Another nice and solid week.  I continued on with reading Dinero a Mansalva at a steady pace and will be finishing it up in the next couple of days.  After that, it’s t-minus 5 Discworld books to go before I finish the series.  The wistfulness is real.

I rewatched Invader Zim: Enter the Florpus this week, because I really, really like it and just wanted to watch it again.  I also checked out Carole and Tuesday on a recommendation, and I am definitely interested in watching it through, alongside what’s left of The Dark Crystal: Age of Resistance and Miraculous.  I got distracted on the latter half of the week watching some longer form gameplay videos from Daniel San GMR, mostly because I’m rather naturally drawn to consuming that type of media, but I’m sure I’ll get back to the Netflix stuff here pretty soon.  I try to let my whims dictate what I watch or listen to day to day, so I end up bouncing around a lot.

In Duolingo this week, I ran across one of my absolute favorite things, which is when someone aggressively and confidently states something about English that is utterly wrong.  I’m not being sarcastic here, it’s one of my favorite things because I find it really funny.  There’s something hilarious about smug righteousness when saying something utterly wrong.  My favorite ever was someone saying something like, “It should be ‘I isn’t available now,’ this translator never includes contractions, you should fire them,” but in this case it was someone saying, “’Anyway’ is incorrect, it should say ‘anyhow.’”  I know English is hard and I’m not trying to call anyone out about this sort of thing, but I just can’t fathom being that bold and confident about something you’re obviously still in the process of learning.  I suppose with Duolingo, which does have faults and won’t take right answers sometimes, it’s easy to come in with an assumption that the fault is with the system and not with you, but still.  It’s just so weird and funny.

Moving forward, I’m hitting a weird point of needing to change around my daily habits for Spanish a little.  For a very long time now it’s been habitual for me to read while smoking cigarettes, I do both activities regularly throughout the day, and I need to go outside to do the latter, so it’s a good excuse as something to just generally do to fill up that time.  Earlier this week, though, I quit smoking.  There’s the chance that quitting won’t stick, but I seem to be doing okay for now, and I’d like to for-real be quit, but in the meantime I’m left with the sort of annoying problem of not being sure when or how to fit in ten to fifteen minutes of reading randomly throughout the day.  I’ve found myself going outside and reading for ten minutes every few hours like I have for years now, just without smoking anything at the same time.  That’s okay for now, but the weather’s still comfortable here, I’m not going to be wanting to go stand outside and read when the snow hits if there’s no reason to do that.  I’m going to have to reorganize this.

Anyway, that’s it for this one.  TTFN.

3 thoughts on “Reflecting on Learning Methods

  1. So would you say you spend more time doing stuff in Spanish than in English when it comes to tv and books??

    For myself, I am content with just reading Spanish books and I have too many American shows to watch ( i am really behind!!) so the closest thing I do to watching tv in Spanish is listening ( I rip the audio, truncate the silence on audacity) to the Spanish dub of South Park or whatever American show . I will gladly watch a Show in Spanish that’s originally in Spanish if it’s as good as game of thrones or breaking bad or mad men or halt and catch fire etc but I know they don’t exist so I’m just watching my American shows ( that I know I like and are of a certain quality) and listening to the dubs to make the most of it.. I’m mostly listening to french dubs actually lol… listening is very fun .. I hope the new season of South Park is good.

    Liked by 1 person

    1. Right now, almost all of my reading time is in Spanish.

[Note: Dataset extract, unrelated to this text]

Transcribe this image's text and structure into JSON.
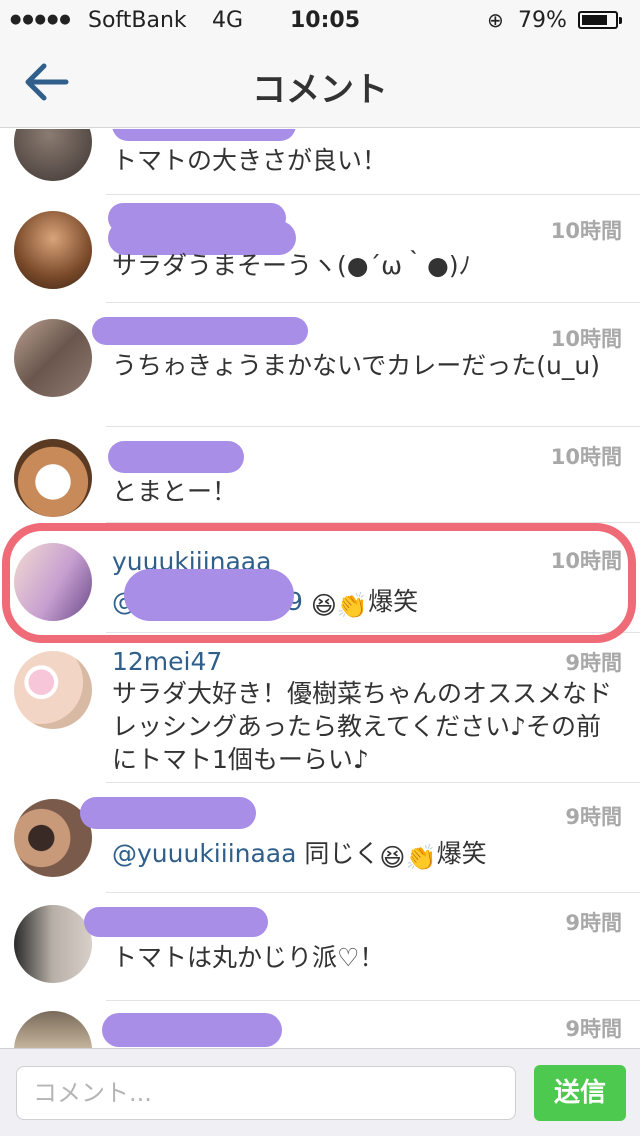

I sometimes proofread and provide feedback to writer friends of mine and the like in English, but all my relaxation reading for nearly two years now has been in Spanish. This has led to me annoying friends of mine who try to recommend me books and my only response to them is to ask whether or not there’s a translation available, but honestly they should have gotten the hint by now. 😀

      Watching and listening stuff is more mixed. There’s a lot of daily youtube stuff I watch, and I follow a couple of podcasts that are English, which by their nature are only going to be in English, so there’s nothing to be done about it. I’m also a fan of a few sport events that I watch pretty regularly, including American football (which I COULD watch in Spanish, except I usually watch it with my dad, and he’s not up for not understanding the commentary) and pro fighting game tournaments, which are beginning to have more Spanish language players and commentary, but is still mostly English and Japanese. I have been reluctant/unwilling to add new Netflix shows to my queue that aren’t available in Spanish, but I’m otherwise a lot more relaxed about getting a mixture of English and Spanish audio media than I am with reading. That said, I probably still watch MOSTLY Spanish media compared to English per day, save when there’s, like, a game tournament to watch or a two hour podcast comes out or something.

      And yeah, I certainly run into problems with accents, though I can at this point usually tell if it’s the accent that’s giving me problems or something else going on. Sometimes it’s definitely the accent, like the podcast Pernocte, which is Argentinian and super hard to follow, but sometimes it’s something else like the speed of conversation, the sound-mixing, or unfamiliar vocabulary. Which does make it more difficult to tell what my comprehension level is in relation to something, at least compared to reading where I can tell at a glance how many words on a page I don’t know. On the other hand, I try to get in a reasonably wide range of different sorts of media and material, in order to have a larger pool of information to base my comprehension level off of.

      Liked by 1 person

  2. Also isn’t it hard to gauge sometimes if your Spanish comprehension is good or not because there are so many regional dialects/accents/etc since you’re always going to come across people speaking “Spanish” that you have trouble understanding for a myriad of reasons.